Baptiste Morizot, auteur du livre Les diplomates, cohabiter avec les loups sur une autre carte du vivant (Wildproject Editions, 2016), nous interroge sur l’art du pistage et sur la manière de mieux habiter notre monde ; car il est évident à la lecture de ce bel essai - Sur la piste animale - que nous devons apprendre à « faire monde commun» avec les autres êtres vivants qui peuplent la terre.

.Sur la piste animale

Pour autant, l’auteur ne donne pas de grandes leçons sur notre négligence à l’égard de la nature et des vivants mais nous invite à nous « enforester », à enquêter, à pister l’autre altérité afin de retrouver notre « chez soi » : nous avons en effet perdu notre demeure faute d’une véritable attention à ce qui nous constitue comme animal et comme être humain. « S’enforester », c’est se laisser prendre, se laisser aller à d’autres formes de vie ; simplement, pour apprendre, pour mieux connaître.

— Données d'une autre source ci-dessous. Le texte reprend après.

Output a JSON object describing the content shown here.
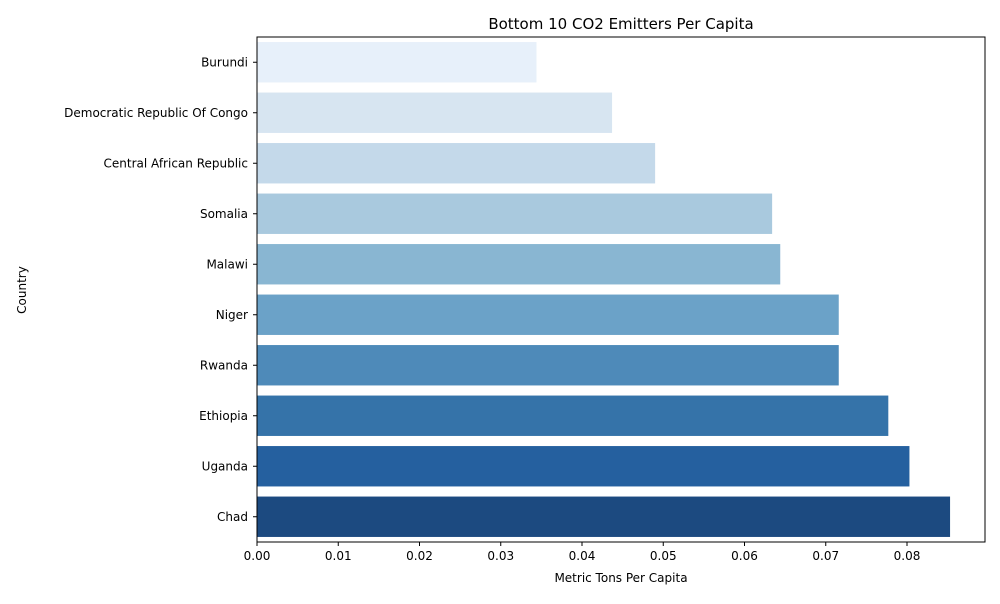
{
  "chart_data": {
    "type": "bar",
    "orientation": "horizontal",
    "title": "Bottom 10 CO2 Emitters Per Capita",
    "xlabel": "Metric Tons Per Capita",
    "ylabel": "Country",
    "categories": [
      "Burundi",
      "Democratic Republic Of Congo",
      "Central African Republic",
      "Somalia",
      "Malawi",
      "Niger",
      "Rwanda",
      "Ethiopia",
      "Uganda",
      "Chad"
    ],
    "values": [
      0.0344,
      0.0437,
      0.049,
      0.0634,
      0.0644,
      0.0716,
      0.0716,
      0.0777,
      0.0803,
      0.0853
    ],
    "colors": [
      "#e7f0fa",
      "#d7e5f1",
      "#c4d9ea",
      "#a9c9de",
      "#89b6d2",
      "#6ba2c8",
      "#4e8ab9",
      "#3573a9",
      "#25609f",
      "#1c4a80"
    ],
    "xlim": [
      0,
      0.0896
    ],
    "xticks": [
      0.0,
      0.01,
      0.02,
      0.03,
      0.04,
      0.05,
      0.06,
      0.07,
      0.08
    ],
    "xtick_labels": [
      "0.00",
      "0.01",
      "0.02",
      "0.03",
      "0.04",
      "0.05",
      "0.06",
      "0.07",
      "0.08"
    ],
    "grid": false,
    "legend": "none"
  }
}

En ce sens, l’enquête n’est qu’une manière rationnelle de pister l’animal, d’en comprendre la logique, la fantaisie, la magie dans ses moindres détails. Il nous faut donc retrouver le fait « d’être sur la terre » ; le fait de partager et de vivre avec d’autres vivants.  Dès lors, pister une autre altérité consiste à se mettre à la place de l’animal, à « voir par ses yeux ».

  Evidemment, il nous appartient de nous « décentrer», de changer de perspective dans cette quête de l’autre : savoir douter, être à l’écoute, être attentif et surtout sortir de soi. En quelque sorte, il s’agit d’explorer cette puissance relationnelle, qui nous convie - non d’imposer notre propre vision du monde - à nouer des rapports de « diplomatie » avec les autres êtres vivants.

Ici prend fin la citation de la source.